Full Report
A threat actor claims to have hacked and published data on 12 million Zacks Investment Research accounts
Analysis Summary
# Incident Report: Zacks Investment Research Data Breach (June 2024)
## Executive Summary
Zacks Investment Research, a stock research and analysis firm, suffered a major data breach in June 2024, resulting in the exposure of 12 million customer accounts. Details of the breach, including personal data and source code, were published on the dark web marketplace BreachForums. This marks the third significant data security incident for Zacks in four years, highlighting ongoing deficiencies in their security posture.
## Incident Details
- Discovery Date: Late February 2025 (When data was published on BreachForums)
- Incident Date: June 2024 (Incident occurred)
- Affected Organization: Zacks Investment Research
- Sector: Financial Services / Stock Research and Analysis
- Geography: Not specified, but likely US-based operations given the sector.
## Timeline of Events
### Initial Access
- Date/Time: June 2024
- Vector: Not explicitly detailed, but context suggests exploitation of weak security practices.
- Details: Attackers successfully accessed systems containing customer records.
### Lateral Movement
- Not detailed in the source article.
### Data Exfiltration/Impact
- Data exposed included 12 million unique email addresses, IP addresses, physical addresses, names, usernames, phone numbers, and unsalted SHA-256 password hashes.
- Source code was also compromised and offered for sale to interested buyers with high reputation scores.
### Detection & Response
- Detection: The exposure was detected when the data trove was published by a user named "Jurak" on BreachForums.
- Response actions taken by Zacks are not detailed; the article notes Zacks did not respond to contact attempts regarding the incident.
## Attack Methodology
- Initial Access: Unknown, potentially social engineering or vulnerability exploitation based on expert commentary regarding "weak security practices."
- Persistence: Not detailed.
- Privilege Escalation: Not detailed.
- Defense Evasion: Not detailed.
- Credential Access: Unsalted SHA-256 password hashes were obtained.
- Discovery: Not detailed.
- Lateral Movement: Not detailed.
- Collection: PII and source code were collected.
- Exfiltration: Data was posted publicly on BreachForums.
- Impact: Data theft, source code theft, potential regulatory violations (SEC).
## Impact Assessment
- Financial: Not specified, but significant costs associated with remediation and third breach notification are implied.

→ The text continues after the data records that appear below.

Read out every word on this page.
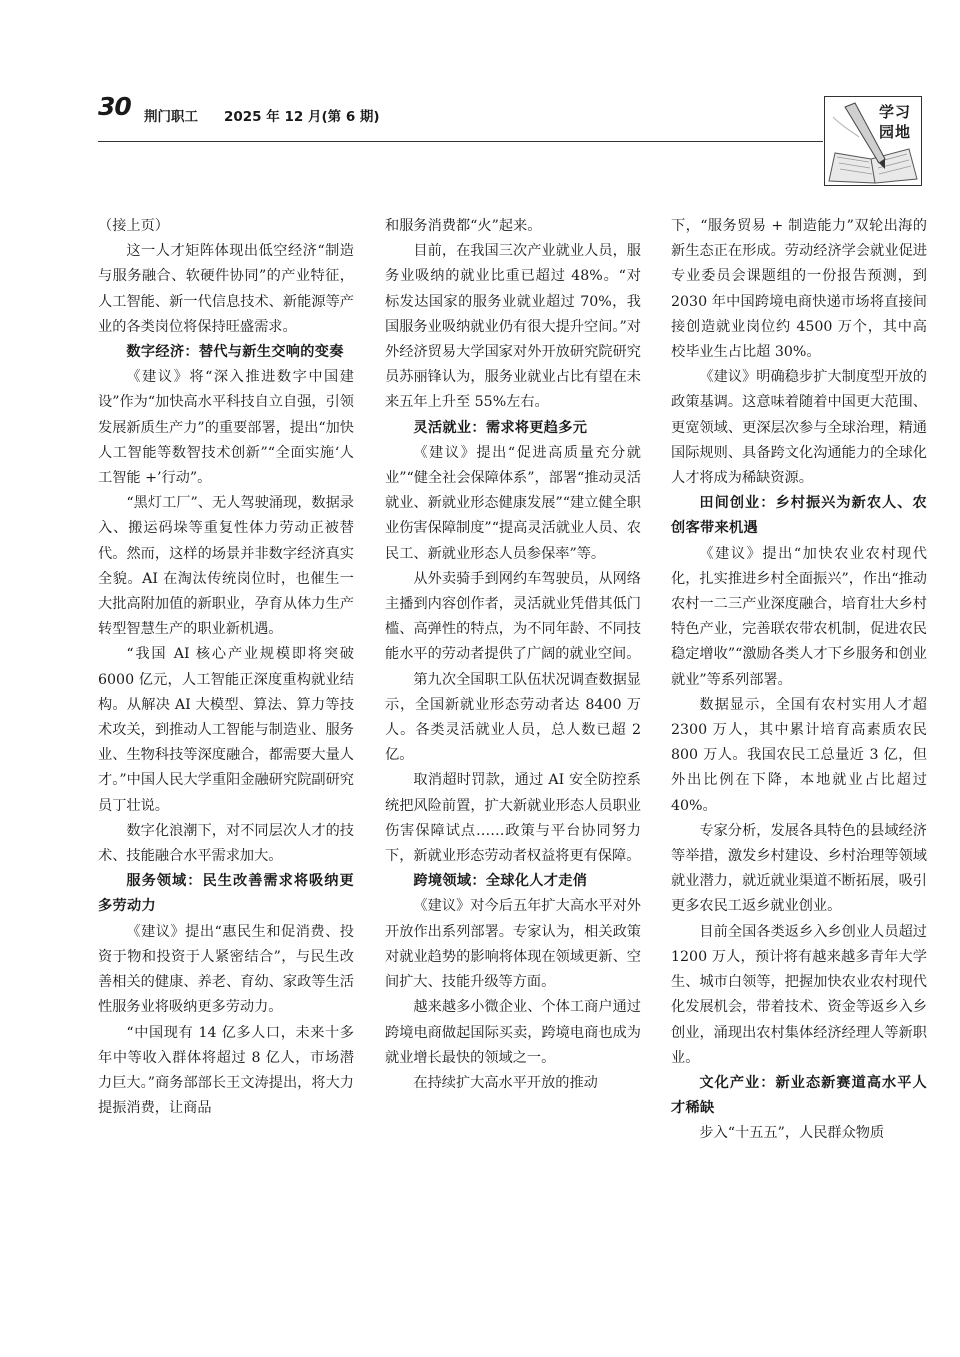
30 荆门职工 2025 年 12 月(第 6 期)	学习园地

（接上页）

这一人才矩阵体现出低空经济“制造与服务融合、软硬件协同”的产业特征，人工智能、新一代信息技术、新能源等产业的各类岗位将保持旺盛需求。

数字经济：替代与新生交响的变奏

《建议》将“深入推进数字中国建设”作为“加快高水平科技自立自强，引领发展新质生产力”的重要部署，提出“加快人工智能等数智技术创新”“全面实施‘人工智能 +’行动”。

“黑灯工厂”、无人驾驶涌现，数据录入、搬运码垛等重复性体力劳动正被替代。然而，这样的场景并非数字经济真实全貌。AI 在淘汰传统岗位时，也催生一大批高附加值的新职业，孕育从体力生产转型智慧生产的职业新机遇。

“我国 AI 核心产业规模即将突破 6000 亿元，人工智能正深度重构就业结构。从解决 AI 大模型、算法、算力等技术攻关，到推动人工智能与制造业、服务业、生物科技等深度融合，都需要大量人才。”中国人民大学重阳金融研究院副研究员丁壮说。

数字化浪潮下，对不同层次人才的技术、技能融合水平需求加大。

服务领域：民生改善需求将吸纳更多劳动力

《建议》提出“惠民生和促消费、投资于物和投资于人紧密结合”，与民生改善相关的健康、养老、育幼、家政等生活性服务业将吸纳更多劳动力。

“中国现有 14 亿多人口，未来十多年中等收入群体将超过 8 亿人，市场潜力巨大。”商务部部长王文涛提出，将大力提振消费，让商品

和服务消费都“火”起来。

目前，在我国三次产业就业人员，服务业吸纳的就业比重已超过 48%。“对标发达国家的服务业就业超过 70%，我国服务业吸纳就业仍有很大提升空间。”对外经济贸易大学国家对外开放研究院研究员苏丽锋认为，服务业就业占比有望在未来五年上升至 55%左右。

灵活就业：需求将更趋多元

《建议》提出“促进高质量充分就业”“健全社会保障体系”，部署“推动灵活就业、新就业形态健康发展”“建立健全职业伤害保障制度”“提高灵活就业人员、农民工、新就业形态人员参保率”等。

从外卖骑手到网约车驾驶员，从网络主播到内容创作者，灵活就业凭借其低门槛、高弹性的特点，为不同年龄、不同技能水平的劳动者提供了广阔的就业空间。

第九次全国职工队伍状况调查数据显示，全国新就业形态劳动者达 8400 万人。各类灵活就业人员，总人数已超 2 亿。

取消超时罚款，通过 AI 安全防控系统把风险前置，扩大新就业形态人员职业伤害保障试点……政策与平台协同努力下，新就业形态劳动者权益将更有保障。

跨境领域：全球化人才走俏

《建议》对今后五年扩大高水平对外开放作出系列部署。专家认为，相关政策对就业趋势的影响将体现在领域更新、空间扩大、技能升级等方面。

越来越多小微企业、个体工商户通过跨境电商做起国际买卖，跨境电商也成为就业增长最快的领域之一。

在持续扩大高水平开放的推动

下，“服务贸易 + 制造能力”双轮出海的新生态正在形成。劳动经济学会就业促进专业委员会课题组的一份报告预测，到 2030 年中国跨境电商快递市场将直接间接创造就业岗位约 4500 万个，其中高校毕业生占比超 30%。

《建议》明确稳步扩大制度型开放的政策基调。这意味着随着中国更大范围、更宽领域、更深层次参与全球治理，精通国际规则、具备跨文化沟通能力的全球化人才将成为稀缺资源。

田间创业：乡村振兴为新农人、农创客带来机遇

《建议》提出“加快农业农村现代化，扎实推进乡村全面振兴”，作出“推动农村一二三产业深度融合，培育壮大乡村特色产业，完善联农带农机制，促进农民稳定增收”“激励各类人才下乡服务和创业就业”等系列部署。

数据显示，全国有农村实用人才超 2300 万人，其中累计培育高素质农民 800 万人。我国农民工总量近 3 亿，但外出比例在下降，本地就业占比超过 40%。

专家分析，发展各具特色的县域经济等举措，激发乡村建设、乡村治理等领域就业潜力，就近就业渠道不断拓展，吸引更多农民工返乡就业创业。

目前全国各类返乡入乡创业人员超过 1200 万人，预计将有越来越多青年大学生、城市白领等，把握加快农业农村现代化发展机会，带着技术、资金等返乡入乡创业，涌现出农村集体经济经理人等新职业。

文化产业：新业态新赛道高水平人才稀缺

步入“十五五”，人民群众物质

- Data Breach: 12 million customer records including names, PII (addresses, phone numbers), emails, usernames, and password hashes. Source code was also stolen, posing risk of further zero-day exploitation.

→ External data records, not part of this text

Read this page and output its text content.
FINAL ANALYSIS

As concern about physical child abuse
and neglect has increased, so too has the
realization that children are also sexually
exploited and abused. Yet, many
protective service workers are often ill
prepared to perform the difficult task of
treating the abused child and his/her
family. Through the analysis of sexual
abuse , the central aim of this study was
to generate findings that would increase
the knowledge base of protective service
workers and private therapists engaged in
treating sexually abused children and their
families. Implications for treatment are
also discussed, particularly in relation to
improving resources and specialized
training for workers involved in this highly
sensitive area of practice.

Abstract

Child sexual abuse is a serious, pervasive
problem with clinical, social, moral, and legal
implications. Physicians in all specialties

- Operational: Potential regulatory scrutiny (SEC, privacy laws).
- Reputational: Significant reputational damage due to being the third major breach in four years.
## Indicators of Compromise
- Network indicators: *Defanged URLs used for listing the breach:* `hxxps://www.breachforums.com`
- File indicators: Source code files.
- Behavioral indicators: Unauthorized access/exfiltration resulting in data posting on dark web forums.
## Response Actions
- Containment: Not detailed in the article.
- Eradication: Not detailed in the article.
- Recovery: Not detailed in the article. (Note: Zacks did not respond to inquiries regarding the incident.)
## Lessons Learned
- **Repetitive Failures:** The recurrence of major breaches (third in four years) indicates systemic and potentially unaddressed security vulnerabilities, likely related to basic controls.
- **Password Hashing:** Use of unsalted SHA-256 hashes suggests an outdated or insufficient hashing mechanism, leaving credentials highly susceptible to cracking.
- **Asset Visibility:** The compromise of source code highlights risks associated with intellectual property and potential future exploitation pathways.
## Recommendations
- **Multi-Factor Authentication (MFA):** Mandate MFA across all customer and internal accounts to mitigate the risk posed by compromised password hashes.
- **Modernize Hashing:** Immediately upgrade password storage to use strong, modern, salted, and adaptive hashing algorithms (e.g., Argon2, bcrypt).
- **Enhanced Threat Intelligence & Sharing:** Participate actively in sector-specific ISACs (like FS-ISAC) to gain proactive visibility into emerging threats impacting financial services.
- **Continuous Security Awareness:** Increase the frequency and efficacy of employee training focused on recognizing social engineering and phishing, addressing the likely root cause of initial access.